Бергман густо покраснела и рукавом мазнула по щекам. Валя молча взяла у нее из рук саквояж и кивнул на умывальник.
– Я подожду на крыльце. Черт его знает, где у вас тут карантин находится.
ГЛАВА 12
Все вокруг, все в лагере было для меня в новинку. Даже то, что заключенным самим приходилось закапывать трупы своих сокамерников, повергло меня в настоящий, не сказать шок, но придало определенной жути этому месту, куда я попал.
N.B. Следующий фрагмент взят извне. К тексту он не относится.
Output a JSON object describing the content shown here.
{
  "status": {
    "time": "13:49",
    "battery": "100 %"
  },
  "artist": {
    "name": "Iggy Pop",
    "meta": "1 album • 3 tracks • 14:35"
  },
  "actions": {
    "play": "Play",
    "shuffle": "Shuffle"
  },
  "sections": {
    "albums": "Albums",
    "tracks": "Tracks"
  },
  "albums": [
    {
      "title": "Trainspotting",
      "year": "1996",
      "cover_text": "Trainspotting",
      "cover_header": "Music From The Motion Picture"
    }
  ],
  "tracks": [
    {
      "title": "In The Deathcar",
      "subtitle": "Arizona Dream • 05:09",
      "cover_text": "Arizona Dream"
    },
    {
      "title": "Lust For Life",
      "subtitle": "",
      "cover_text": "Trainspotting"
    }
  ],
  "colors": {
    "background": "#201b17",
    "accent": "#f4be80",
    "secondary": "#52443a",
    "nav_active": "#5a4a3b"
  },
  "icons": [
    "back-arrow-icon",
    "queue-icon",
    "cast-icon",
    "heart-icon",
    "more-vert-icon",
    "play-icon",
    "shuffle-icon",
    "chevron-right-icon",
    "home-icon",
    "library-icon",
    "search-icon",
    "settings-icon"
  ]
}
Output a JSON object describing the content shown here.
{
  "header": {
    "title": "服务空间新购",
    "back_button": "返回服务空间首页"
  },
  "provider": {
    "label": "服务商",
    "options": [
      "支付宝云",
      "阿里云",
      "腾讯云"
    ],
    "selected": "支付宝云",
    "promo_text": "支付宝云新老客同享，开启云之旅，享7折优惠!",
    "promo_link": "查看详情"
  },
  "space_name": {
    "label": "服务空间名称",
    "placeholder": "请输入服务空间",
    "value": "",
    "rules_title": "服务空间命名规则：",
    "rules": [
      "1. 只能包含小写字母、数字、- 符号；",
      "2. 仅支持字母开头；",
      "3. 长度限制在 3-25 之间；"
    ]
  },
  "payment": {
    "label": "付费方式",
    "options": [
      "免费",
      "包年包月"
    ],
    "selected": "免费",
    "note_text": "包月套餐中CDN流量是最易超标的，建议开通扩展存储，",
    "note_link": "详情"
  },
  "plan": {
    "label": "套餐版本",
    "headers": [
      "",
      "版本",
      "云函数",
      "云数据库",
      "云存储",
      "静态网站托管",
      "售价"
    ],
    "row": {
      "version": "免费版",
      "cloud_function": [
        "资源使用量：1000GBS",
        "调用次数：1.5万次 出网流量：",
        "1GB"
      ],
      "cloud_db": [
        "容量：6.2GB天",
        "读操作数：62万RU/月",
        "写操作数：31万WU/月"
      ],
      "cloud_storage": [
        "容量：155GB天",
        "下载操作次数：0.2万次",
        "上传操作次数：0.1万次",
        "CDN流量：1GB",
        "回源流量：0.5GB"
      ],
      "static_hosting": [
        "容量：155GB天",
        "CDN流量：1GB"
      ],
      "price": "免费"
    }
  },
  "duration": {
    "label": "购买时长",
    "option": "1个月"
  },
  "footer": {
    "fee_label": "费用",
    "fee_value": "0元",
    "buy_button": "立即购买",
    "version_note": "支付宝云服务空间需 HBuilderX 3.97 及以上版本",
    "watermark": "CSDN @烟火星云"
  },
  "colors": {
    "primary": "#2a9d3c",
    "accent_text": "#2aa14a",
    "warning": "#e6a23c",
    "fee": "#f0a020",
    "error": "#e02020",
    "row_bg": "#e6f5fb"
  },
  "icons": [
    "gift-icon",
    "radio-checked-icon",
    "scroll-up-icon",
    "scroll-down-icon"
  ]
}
Жизнь по ту сторону решетки оказалась на поверку точной копией происходящего за ней. Тут властвовала строгая иерархия, делящая людей на четыре примерно одинаковых по своей численности сорта. Первый – это местная элита, некое подобие ЦК партии, роль которой исполняли воры в законе и близкие к ним фартовые. Вторые – это люди попроще, сидевшие первый, в крайнем случае второй раз, выбравшие для себя нейтральную манеру поведения, простые работяги с завода, крестьяне от сохи, не имевшие желания делить людей на элитных и низшего сорта, те которые пахали на исправительных работах с утра до ночи, делая выработку не только за себя, но и за того парня, который ходил здесь в так называемом «отрицалове». Третий сорт людей – это те, кому не посчастливилось заработать хоть толику авторитета в лагере, попавшие сюда по статьям презираемым в уголовном мире, будь то изнасилование, педофилия и прочие извращения. Таких сразу загоняли «под шконку». Они были некой прокаженной кастой, к которой нельзя было притрагиваться, разговаривать, принимать от них что-либо и всячески унижаемые. Таких было немного, но в каждом бараке, в каждом ШИЗО присутствовал такой, тоскливо смотрящий на остальную часть камеры из-за свеого уголка подле параши – ведра, которое выполняло в камере роль сортира. И четвертая часть обитателей хмурых бараков Темниковского лагеря ГУЛАГА – это работники сего учерждения, ставшие по воли своей профессии заложниками этой территории, огороженной колючей сеткой на нескольких гектарах бесплодной, неурожайной и неприветливой земли. Многие хотели вырваться отсюда, строили карьеру, планы, считали, что это всего лишь ступенька для чего-то большого, но по факту среди этих сосен и многовековых дубов, в тишине саранских болот пропадали, как и сотни тысяч своих подопечных, имея разницу лишь в том, что в огромном глубоком рву, наполовину заполненном талой водой, их тела не закапывали, устанавливая над каждой могилой деревянный крест с латунной табличкой, кое-как выгравированной в местной мастерской.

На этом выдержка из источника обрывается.